Los drones cambiaron la forma de operar
Los drones representan uno de los elementos más visibles de esta transformación porque permiten realizar tareas de vigilancia y reconocimiento sin exponer directamente a una persona.
Su utilización se ha documentado desde hace años en distintas zonas del país y ha cobrado relevancia en regiones donde existen disputas territoriales entre grupos criminales.
En algunos casos, las autoridades también han localizado drones modificados para transportar cargas explosivas.
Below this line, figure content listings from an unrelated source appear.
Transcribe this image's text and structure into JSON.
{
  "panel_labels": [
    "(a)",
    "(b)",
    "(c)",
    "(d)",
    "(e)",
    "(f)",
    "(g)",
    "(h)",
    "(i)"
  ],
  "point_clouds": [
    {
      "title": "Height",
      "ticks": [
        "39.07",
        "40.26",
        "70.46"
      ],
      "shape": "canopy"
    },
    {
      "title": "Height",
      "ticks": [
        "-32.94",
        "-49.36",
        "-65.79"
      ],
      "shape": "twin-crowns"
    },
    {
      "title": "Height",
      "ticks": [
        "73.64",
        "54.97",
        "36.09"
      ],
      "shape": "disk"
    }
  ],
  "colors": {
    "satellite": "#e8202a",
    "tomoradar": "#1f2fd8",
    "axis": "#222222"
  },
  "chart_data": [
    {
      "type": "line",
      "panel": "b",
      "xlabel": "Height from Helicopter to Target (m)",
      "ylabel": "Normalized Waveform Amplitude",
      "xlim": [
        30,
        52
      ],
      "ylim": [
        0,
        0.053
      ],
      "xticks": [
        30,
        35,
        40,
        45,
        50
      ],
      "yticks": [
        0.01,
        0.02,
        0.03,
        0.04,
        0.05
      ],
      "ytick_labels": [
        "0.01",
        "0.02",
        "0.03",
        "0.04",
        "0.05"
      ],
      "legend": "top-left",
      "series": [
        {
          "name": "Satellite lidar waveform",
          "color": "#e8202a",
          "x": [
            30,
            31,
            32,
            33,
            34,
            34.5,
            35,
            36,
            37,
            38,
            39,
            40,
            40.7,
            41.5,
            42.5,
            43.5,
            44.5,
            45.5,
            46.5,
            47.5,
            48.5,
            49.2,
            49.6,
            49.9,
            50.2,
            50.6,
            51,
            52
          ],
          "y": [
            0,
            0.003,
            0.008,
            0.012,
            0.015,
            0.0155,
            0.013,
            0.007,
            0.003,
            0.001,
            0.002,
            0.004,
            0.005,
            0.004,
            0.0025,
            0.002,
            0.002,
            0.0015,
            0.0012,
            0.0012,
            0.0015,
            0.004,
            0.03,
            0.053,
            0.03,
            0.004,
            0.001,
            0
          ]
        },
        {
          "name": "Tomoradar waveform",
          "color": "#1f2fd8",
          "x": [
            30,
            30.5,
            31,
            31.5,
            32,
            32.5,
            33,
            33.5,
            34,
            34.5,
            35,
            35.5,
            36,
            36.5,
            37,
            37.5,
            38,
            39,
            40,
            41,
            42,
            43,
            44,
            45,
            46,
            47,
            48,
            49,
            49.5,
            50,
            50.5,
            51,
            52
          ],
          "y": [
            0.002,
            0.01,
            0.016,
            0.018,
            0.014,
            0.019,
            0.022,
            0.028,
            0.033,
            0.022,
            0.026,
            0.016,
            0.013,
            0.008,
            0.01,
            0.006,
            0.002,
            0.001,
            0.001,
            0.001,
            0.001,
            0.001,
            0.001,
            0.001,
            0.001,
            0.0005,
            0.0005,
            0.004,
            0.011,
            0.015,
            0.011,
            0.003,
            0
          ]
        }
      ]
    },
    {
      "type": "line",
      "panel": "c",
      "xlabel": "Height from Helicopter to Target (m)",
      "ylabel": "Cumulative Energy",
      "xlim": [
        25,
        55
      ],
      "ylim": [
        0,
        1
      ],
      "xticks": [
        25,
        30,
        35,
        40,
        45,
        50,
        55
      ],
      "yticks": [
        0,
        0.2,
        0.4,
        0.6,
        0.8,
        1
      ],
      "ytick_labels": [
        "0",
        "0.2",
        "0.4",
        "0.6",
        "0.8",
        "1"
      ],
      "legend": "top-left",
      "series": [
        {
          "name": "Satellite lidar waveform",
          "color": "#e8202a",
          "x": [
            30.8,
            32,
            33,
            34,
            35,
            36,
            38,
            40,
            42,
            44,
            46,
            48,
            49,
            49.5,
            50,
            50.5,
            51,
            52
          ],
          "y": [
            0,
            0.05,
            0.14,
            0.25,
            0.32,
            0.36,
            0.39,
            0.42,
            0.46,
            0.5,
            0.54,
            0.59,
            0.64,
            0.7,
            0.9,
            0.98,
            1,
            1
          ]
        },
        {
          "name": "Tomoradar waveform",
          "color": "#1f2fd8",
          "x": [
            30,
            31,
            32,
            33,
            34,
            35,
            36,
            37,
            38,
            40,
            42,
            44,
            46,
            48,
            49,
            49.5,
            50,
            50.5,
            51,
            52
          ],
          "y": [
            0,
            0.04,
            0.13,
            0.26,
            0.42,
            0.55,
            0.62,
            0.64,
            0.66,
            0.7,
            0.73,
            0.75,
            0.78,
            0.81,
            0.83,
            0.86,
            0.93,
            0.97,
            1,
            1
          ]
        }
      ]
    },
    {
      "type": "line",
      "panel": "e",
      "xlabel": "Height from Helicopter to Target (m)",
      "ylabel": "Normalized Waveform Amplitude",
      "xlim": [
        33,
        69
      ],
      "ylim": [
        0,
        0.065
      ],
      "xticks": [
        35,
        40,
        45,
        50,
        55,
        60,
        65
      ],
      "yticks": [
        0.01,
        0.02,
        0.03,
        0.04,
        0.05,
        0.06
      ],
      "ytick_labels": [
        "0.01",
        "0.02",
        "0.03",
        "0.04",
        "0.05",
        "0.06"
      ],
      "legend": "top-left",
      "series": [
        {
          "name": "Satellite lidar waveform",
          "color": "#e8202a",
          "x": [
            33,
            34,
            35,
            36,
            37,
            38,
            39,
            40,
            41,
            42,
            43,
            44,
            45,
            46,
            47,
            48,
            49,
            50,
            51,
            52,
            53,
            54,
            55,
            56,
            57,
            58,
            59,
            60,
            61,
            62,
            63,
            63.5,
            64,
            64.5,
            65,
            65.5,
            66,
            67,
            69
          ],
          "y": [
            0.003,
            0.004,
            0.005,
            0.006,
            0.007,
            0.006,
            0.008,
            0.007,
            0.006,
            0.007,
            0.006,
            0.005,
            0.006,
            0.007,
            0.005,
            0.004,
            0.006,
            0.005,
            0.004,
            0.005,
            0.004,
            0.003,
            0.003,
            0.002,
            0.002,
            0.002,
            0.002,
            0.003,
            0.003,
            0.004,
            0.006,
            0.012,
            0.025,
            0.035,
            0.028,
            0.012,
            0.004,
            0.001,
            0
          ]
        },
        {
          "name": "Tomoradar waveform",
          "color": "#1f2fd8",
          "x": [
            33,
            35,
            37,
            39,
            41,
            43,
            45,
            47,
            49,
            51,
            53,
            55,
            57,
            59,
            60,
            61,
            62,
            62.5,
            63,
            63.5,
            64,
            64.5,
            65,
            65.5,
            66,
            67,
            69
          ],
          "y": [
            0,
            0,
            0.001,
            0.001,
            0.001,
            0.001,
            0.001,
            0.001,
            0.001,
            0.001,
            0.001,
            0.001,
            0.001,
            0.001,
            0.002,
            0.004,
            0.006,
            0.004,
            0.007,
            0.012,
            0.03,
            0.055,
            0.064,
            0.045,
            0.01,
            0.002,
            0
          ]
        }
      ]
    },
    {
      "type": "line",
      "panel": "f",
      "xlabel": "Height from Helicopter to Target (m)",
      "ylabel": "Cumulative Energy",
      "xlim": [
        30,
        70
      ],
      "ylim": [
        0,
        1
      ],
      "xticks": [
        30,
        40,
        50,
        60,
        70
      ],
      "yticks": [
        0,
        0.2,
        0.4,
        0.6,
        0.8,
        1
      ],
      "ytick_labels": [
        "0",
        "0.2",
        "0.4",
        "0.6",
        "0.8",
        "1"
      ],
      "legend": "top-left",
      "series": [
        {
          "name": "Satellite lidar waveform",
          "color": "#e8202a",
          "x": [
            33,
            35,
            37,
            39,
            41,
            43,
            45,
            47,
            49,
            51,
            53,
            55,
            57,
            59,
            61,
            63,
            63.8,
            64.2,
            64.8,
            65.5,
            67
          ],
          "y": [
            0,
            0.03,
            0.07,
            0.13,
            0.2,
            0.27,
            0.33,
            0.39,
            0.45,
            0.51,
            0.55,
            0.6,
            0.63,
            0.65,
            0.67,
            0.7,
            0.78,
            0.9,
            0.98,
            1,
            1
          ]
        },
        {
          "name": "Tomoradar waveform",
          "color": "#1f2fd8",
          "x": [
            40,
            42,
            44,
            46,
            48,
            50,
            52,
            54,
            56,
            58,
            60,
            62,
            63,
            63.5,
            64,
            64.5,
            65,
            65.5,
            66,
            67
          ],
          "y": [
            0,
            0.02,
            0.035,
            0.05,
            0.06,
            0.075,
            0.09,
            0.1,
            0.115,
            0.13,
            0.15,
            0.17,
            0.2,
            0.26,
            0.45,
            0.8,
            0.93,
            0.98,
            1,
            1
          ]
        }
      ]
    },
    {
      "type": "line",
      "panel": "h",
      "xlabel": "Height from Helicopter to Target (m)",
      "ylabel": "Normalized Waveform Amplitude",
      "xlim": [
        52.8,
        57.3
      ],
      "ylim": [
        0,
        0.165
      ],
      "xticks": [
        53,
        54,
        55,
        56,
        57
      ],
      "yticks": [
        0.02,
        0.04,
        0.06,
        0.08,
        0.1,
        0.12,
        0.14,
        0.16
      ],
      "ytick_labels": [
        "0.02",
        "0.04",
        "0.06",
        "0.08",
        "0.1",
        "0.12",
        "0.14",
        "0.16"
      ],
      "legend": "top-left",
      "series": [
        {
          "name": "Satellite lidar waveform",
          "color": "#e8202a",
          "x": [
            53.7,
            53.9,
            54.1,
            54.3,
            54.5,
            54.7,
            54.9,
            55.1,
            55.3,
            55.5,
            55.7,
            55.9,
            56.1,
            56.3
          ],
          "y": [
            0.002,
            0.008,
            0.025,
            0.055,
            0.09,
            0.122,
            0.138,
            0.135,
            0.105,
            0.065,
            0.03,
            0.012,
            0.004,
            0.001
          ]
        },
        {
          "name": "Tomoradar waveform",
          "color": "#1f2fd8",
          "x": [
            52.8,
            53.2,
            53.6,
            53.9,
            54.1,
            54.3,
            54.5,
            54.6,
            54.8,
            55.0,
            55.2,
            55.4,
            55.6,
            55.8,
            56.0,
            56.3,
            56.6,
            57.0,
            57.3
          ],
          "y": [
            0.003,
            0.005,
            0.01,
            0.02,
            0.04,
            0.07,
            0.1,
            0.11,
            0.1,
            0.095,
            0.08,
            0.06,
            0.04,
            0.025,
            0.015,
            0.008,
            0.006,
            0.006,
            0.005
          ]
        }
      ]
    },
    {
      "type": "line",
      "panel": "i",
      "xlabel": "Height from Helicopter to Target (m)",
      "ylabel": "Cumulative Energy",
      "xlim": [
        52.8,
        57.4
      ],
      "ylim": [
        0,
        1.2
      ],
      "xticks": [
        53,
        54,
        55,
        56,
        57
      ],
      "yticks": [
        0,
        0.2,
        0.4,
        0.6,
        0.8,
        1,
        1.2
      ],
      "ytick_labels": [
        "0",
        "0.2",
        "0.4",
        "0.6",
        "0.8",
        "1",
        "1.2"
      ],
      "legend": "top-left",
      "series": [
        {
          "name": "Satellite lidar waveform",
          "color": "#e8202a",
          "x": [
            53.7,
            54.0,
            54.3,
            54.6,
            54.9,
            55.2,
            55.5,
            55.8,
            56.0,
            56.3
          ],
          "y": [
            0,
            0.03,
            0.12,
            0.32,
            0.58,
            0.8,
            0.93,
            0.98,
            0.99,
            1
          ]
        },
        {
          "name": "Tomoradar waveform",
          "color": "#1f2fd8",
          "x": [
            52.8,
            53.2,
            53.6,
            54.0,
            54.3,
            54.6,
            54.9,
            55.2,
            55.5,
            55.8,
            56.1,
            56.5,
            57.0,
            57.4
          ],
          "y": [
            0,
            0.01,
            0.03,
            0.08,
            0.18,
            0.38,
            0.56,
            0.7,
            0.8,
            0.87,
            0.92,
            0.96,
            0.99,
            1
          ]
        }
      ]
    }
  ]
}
Este tipo de utilización ha sido documentada particularmente en zonas de Michoacán.
La tecnología, por tanto, no sustituye necesariamente al armamento convencional, sino que amplía las capacidades de vigilancia y ataque a distancia de las organizaciones.
México y Estados Unidos también refuerzan la tecnología antidrones
La evolución de esta amenaza ha llevado el problema más allá del territorio mexicano.
A finales de agosto, la Sedena informó que fuerzas estadounidenses detectaron e inhabilitaron tres drones relacionados con actividades de tráfico de personas y vigilancia de autoridades en Estados Unidos, cerca de la frontera con México.
El episodio ocurrió dentro de las llamadas operaciones concurrentes o “espejo”, en las que fuerzas de ambos países realizan reconocimientos de manera simultánea, aunque cada una dentro de su propio territorio.
Estados Unidos utilizó un sistema láser de alta energía para neutralizar los drones, mientras México ha avanzado en la adquisición de tecnología destinada a enfrentar amenazas de este tipo.
También se han impulsado acuerdos para facilitar el acceso a sistemas aéreos no tripulados y herramientas contra estos dispositivos.
La disputa también ocurre en el terreno tecnológico
El cambio en los arsenales criminales no termina con explosivos y drones.
De acuerdo con el especialista citado por DW, algunas organizaciones han recurrido incluso a personal especializado en tecnología y hackers para fortalecer sus sistemas de espionaje.
Entre las capacidades señaladas se encuentran redes de videovigilancia que permiten monitorear movimientos de autoridades y grupos rivales.
Así, el fenómeno muestra una transformación más amplia: los grupos criminales no sólo buscan contar con armas de mayor capacidad, sino también con herramientas para vigilar, anticiparse y mantener el control de determinadas zonas.
Los decomisos registrados en Sinaloa y otras entidades reflejan esa tendencia. El reto para las autoridades ya no consiste únicamente en retirar armas de las calles, sino en responder a organizaciones que han incorporado nuevas tecnologías a sus estructuras de operación.